A Few Favorite Discoveries:

H.M. Pulham, Esq. (1941)

H.M. Pulham, Esq. (1941), directed by King Vidor

H.M. Pulham, Esq. wasn’t really on my radar until I saw some people on Twitter saying it was Hedy Lamarr’s best role, and after watching this I have to agree. From what I’ve seen of her films so far, Lamarr was usually cast as just a pretty face for the characters to gaze upon, but here her character has much more depth, especially as a love interest for the title character. As Marvin Myles, she was able to instill the intellect that she possessed in real life, and she really commands the screen with more than just her looks. She and Robert Young also have great chemistry that keeps you engrossed in their relationship. Apparently out of all the remarkable actors Lamarr worked with, Young was her favorite leading man, and H.M. Pulham, Esq. was her favorite of her own films, and I can certainly see why she was so fond of this movie. The film has a great nostalgic feel to it without being overly sentimental, and there’s one quote from it that’s stuck with me since (which is the only quote featured on its IMDb page).

Brigadoon (1954)

Brigadoon (1954), directed by Vincente Minnelli

This was a huge Gene Kelly blind spot for me, and I’m so glad I was finally able to remedy that when TCM celebrated Cyd Charisse during Summer Under the Stars. I’ve seen a lot of mixed reviews for the film so I wasn’t sure I’d enjoy it, but perhaps being in the right mindset for it made me love it more than if I had seen it on a different day. While it’s not my favorite movie from any of the actors involved, its whimsical quality was hard for me to resist. I was especially awestruck by the dancing between Kelly and Charisse, and watching Brigadoon made me wish they had had more opportunities to dance together on-screen aside from here and in the “Broadway Melody” segment in Singin’ in the Rain. But my favorite aspect of the film has to be Van Johnson and his cynicism; he has a number of great moments that practically stole my attention away from everything else going on, which is no easy feat when you’re sharing the screen with the likes of Kelly and Charisse.

Chase a Crooked Shadow (1958)

Chase a Crooked Shadow (1958), directed by Michael Anderson

Chase a Crooked Shadow is a slow-burn mystery thriller, with some nice noir touches to give it more edge. The film sees Anne Baxter as an heiress named Kimberley Prescott who can’t seem to convince anyone that a man who claims to be her brother really isn’t. Right off the bat, we know that he really isn’t her brother, so we have to sit tight and see how Kimberley holds onto her sanity and what exactly the impostor is after. The film has some genuine twists that I personally didn’t see coming, which made watching it more enjoyable. It’s a movie that benefits from knowing less going into it, so I’d recommend not reading about it before checking it out (especially on Wikipedia as it has some spoilers in plain sight).

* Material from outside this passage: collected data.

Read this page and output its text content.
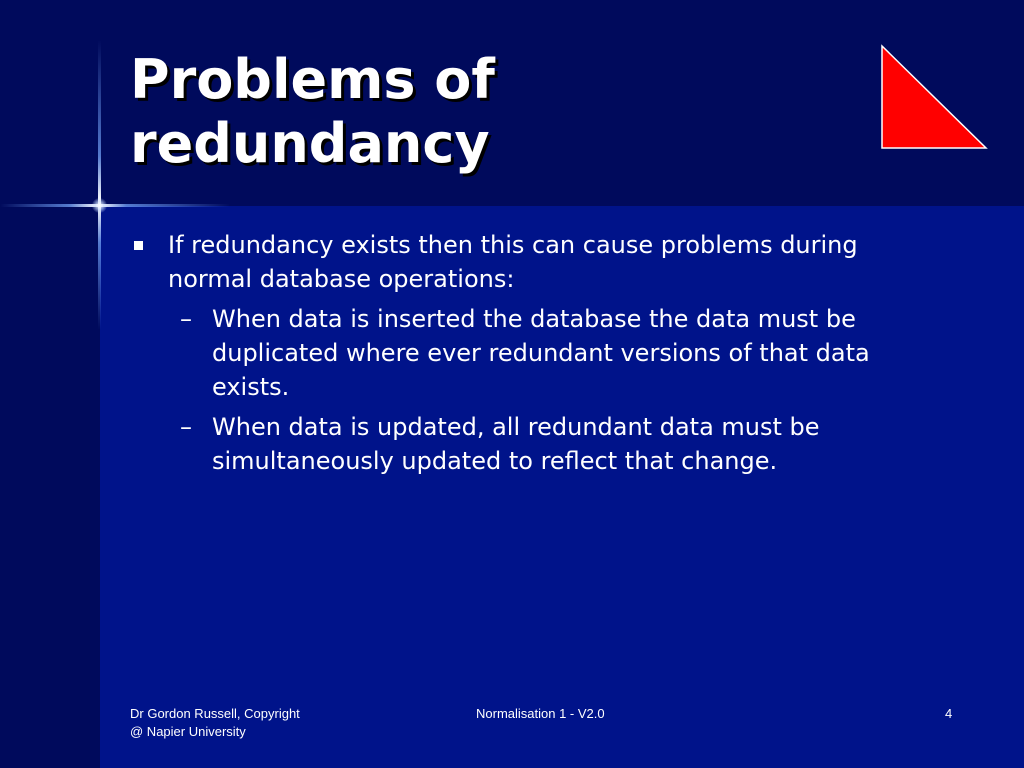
Problems of
redundancy
If redundancy exists then this can cause problems during
normal database operations:
– When data is inserted the database the data must be
duplicated where ever redundant versions of that data
exists.
– When data is updated, all redundant data must be
simultaneously updated to reflect that change.
Dr Gordon Russell, Copyright
@ Napier University
Normalisation 1 - V2.0	4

Miracle in the Rain (1956)

Miracle in the Rain (1956), directed by Rudolph Maté

Lately, I’ve come to appreciate Van Johnson’s presence more in the films he appeared in, which is timely as his centennial was just a week ago. I’m so glad TCM spotlighted him on his big birthday too, especially because they featured this little gem in the line-up. Miracle in the Rain is a true tearjerker, and I shed many tears throughout my viewing of it (and I happened to watch it on a very rainy evening, so maybe that helped set the mood too). Johnson and Jane Wyman have wonderful chemistry on screen, and the relationship between their characters is just so pure, one can’t help but want the best for them even though it’s inevitable what’s going to happen. Wyman is excellent in any genre she’s in, but I think she’s one of those actresses that was specially made for melodramas, as she makes the plots in them feel more credible. And having the movie film on location in New York City also helped make the O. Henry-esque story feel more authentic.

Ikiru (1952)

Ikiru (1952), directed by Akira Kurosawa

I posted my monthly entry for the 2016 Blind Spots series earlier this week on Ikiru, another terrific film I watched this month. My thoughts on the film can be found here.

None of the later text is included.